The great speedway schism
For those of you can't remember, what happened was this:
In the early 1990s, the Indy 500 was king while CART, Championship Auto Racing Teams, was America's premier open-wheel sanctioning body, second only to Formula One in worldwide popularity. CART was run by a board of team owners, including living legends Roger Penske, Pat Patrick, Bobby Rahal and Paul Newman. Also on the board, but reduced to a figurehead position, was Tony George, owner of the Indianapolis Motor Speedway.

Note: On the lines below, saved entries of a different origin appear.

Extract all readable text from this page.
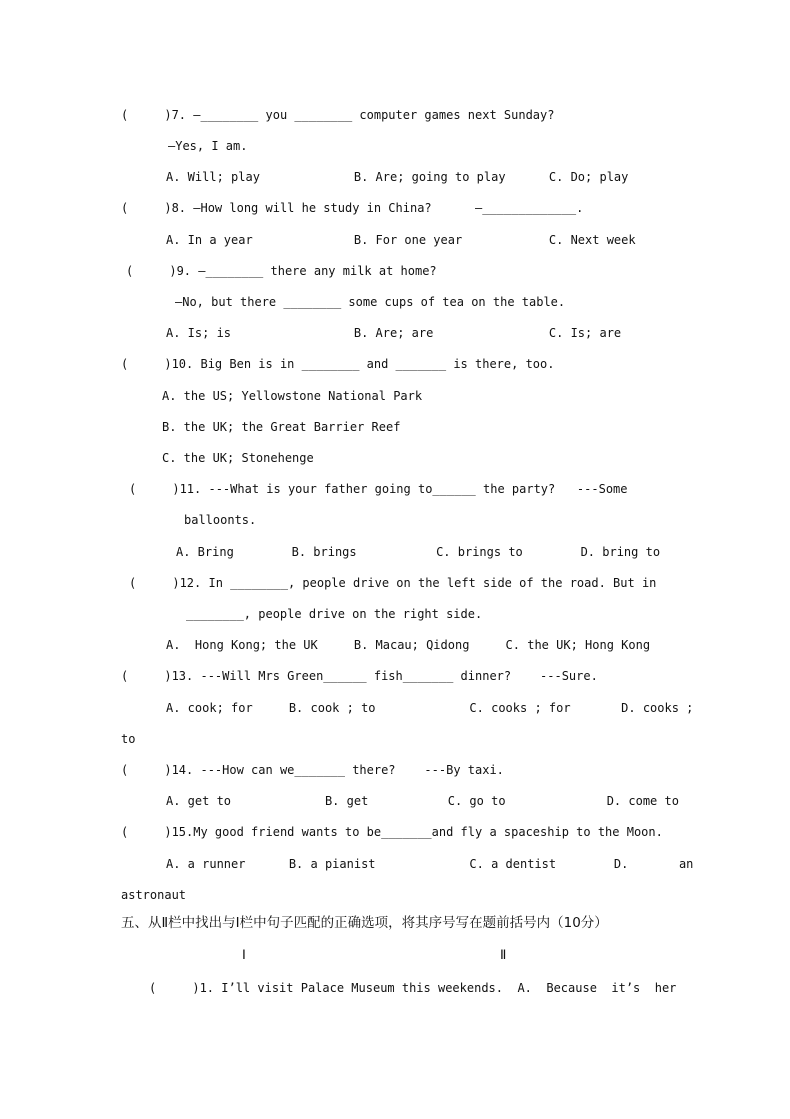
(     )7. —________ you ________ computer games next Sunday?
—Yes, I am.
A. Will; play             B. Are; going to play      C. Do; play
(     )8. —How long will he study in China?      —_____________.
A. In a year              B. For one year            C. Next week
(     )9. —________ there any milk at home?
—No, but there ________ some cups of tea on the table.
A. Is; is                 B. Are; are                C. Is; are
(     )10. Big Ben is in ________ and _______ is there, too.
A. the US; Yellowstone National Park
B. the UK; the Great Barrier Reef
C. the UK; Stonehenge
(     )11. ---What is your father going to______ the party?   ---Some
balloonts.
A. Bring        B. brings           C. brings to        D. bring to
(     )12. In ________, people drive on the left side of the road. But in
________, people drive on the right side.
A.  Hong Kong; the UK     B. Macau; Qidong     C. the UK; Hong Kong
(     )13. ---Will Mrs Green______ fish_______ dinner?    ---Sure.
A. cook; for     B. cook ; to             C. cooks ; for       D. cooks ;
to
(     )14. ---How can we_______ there?    ---By taxi.
A. get to             B. get           C. go to              D. come to
(     )15.My good friend wants to be_______and fly a spaceship to the Moon.
A. a runner      B. a pianist             C. a dentist        D.       an
astronaut
五、从Ⅱ栏中找出与Ⅰ栏中句子匹配的正确选项，将其序号写在题前括号内（10分）
Ⅰ	Ⅱ
(     )1. I’ll visit Palace Museum this weekends.  A.  Because  it’s  her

George became fed up with what he deemed "philosophical differences" between himself and the sanctioning body, differences that he stated publicly were driving the sport away from its American-born, American-bred oval roots, though many believe his motives had much more to do with money and power than motorsports dogma.
"Regardless of what you believe, the system was broken," said John Bickford, Gordon's stepfather and longtime business manager. "Jeff and I went door to door to all of the CART teams in the early 1990s with his impeccable sprint car résumé and everyone's response was, 'How much money can you bring?' Well, we didn't have the money, so we had the doors slammed in our faces. Drivers with far less talent than Jeff were getting rides because they came with financial backing we simply couldn't compete with. So we went to NASCAR, where talent was still the most important factor in getting a ride. I'd say that's worked out, wouldn't you?"
In 1995, inspired in no small part by the fact that Gordon had slipped through the cracks, George announced that he was forming the Indy Racing League, his own more affordable open-wheel series, centered on the Indy 500 and designed to compete with and ultimately destroy CART.
The CART board didn't budge.
The result was devastating on both sides, splitting an already leaky pool of sponsors and equipment down the middle. CART initially took the biggest names -- including Al Unser Jr. and Michael Andretti -- while the IRL retained the biggest race -- the Indy 500 -- and arranged a ride for the driver widely considered to be the next Gordon, one Mr. Tony Stewart.
CART, eventually renamed Champ Car in 2004, staged its own Memorial Day race to compete with the Indy 500 head-to-head, titling it the U.S. 500 and dragging the once-prestigious Vanderbilt Cup out of mothballs, carried in the white-gloved hands of Mario Andretti. A star-studded field took the green flag at Michigan and then proceeded to wreck itself into an embarrassing oblivion.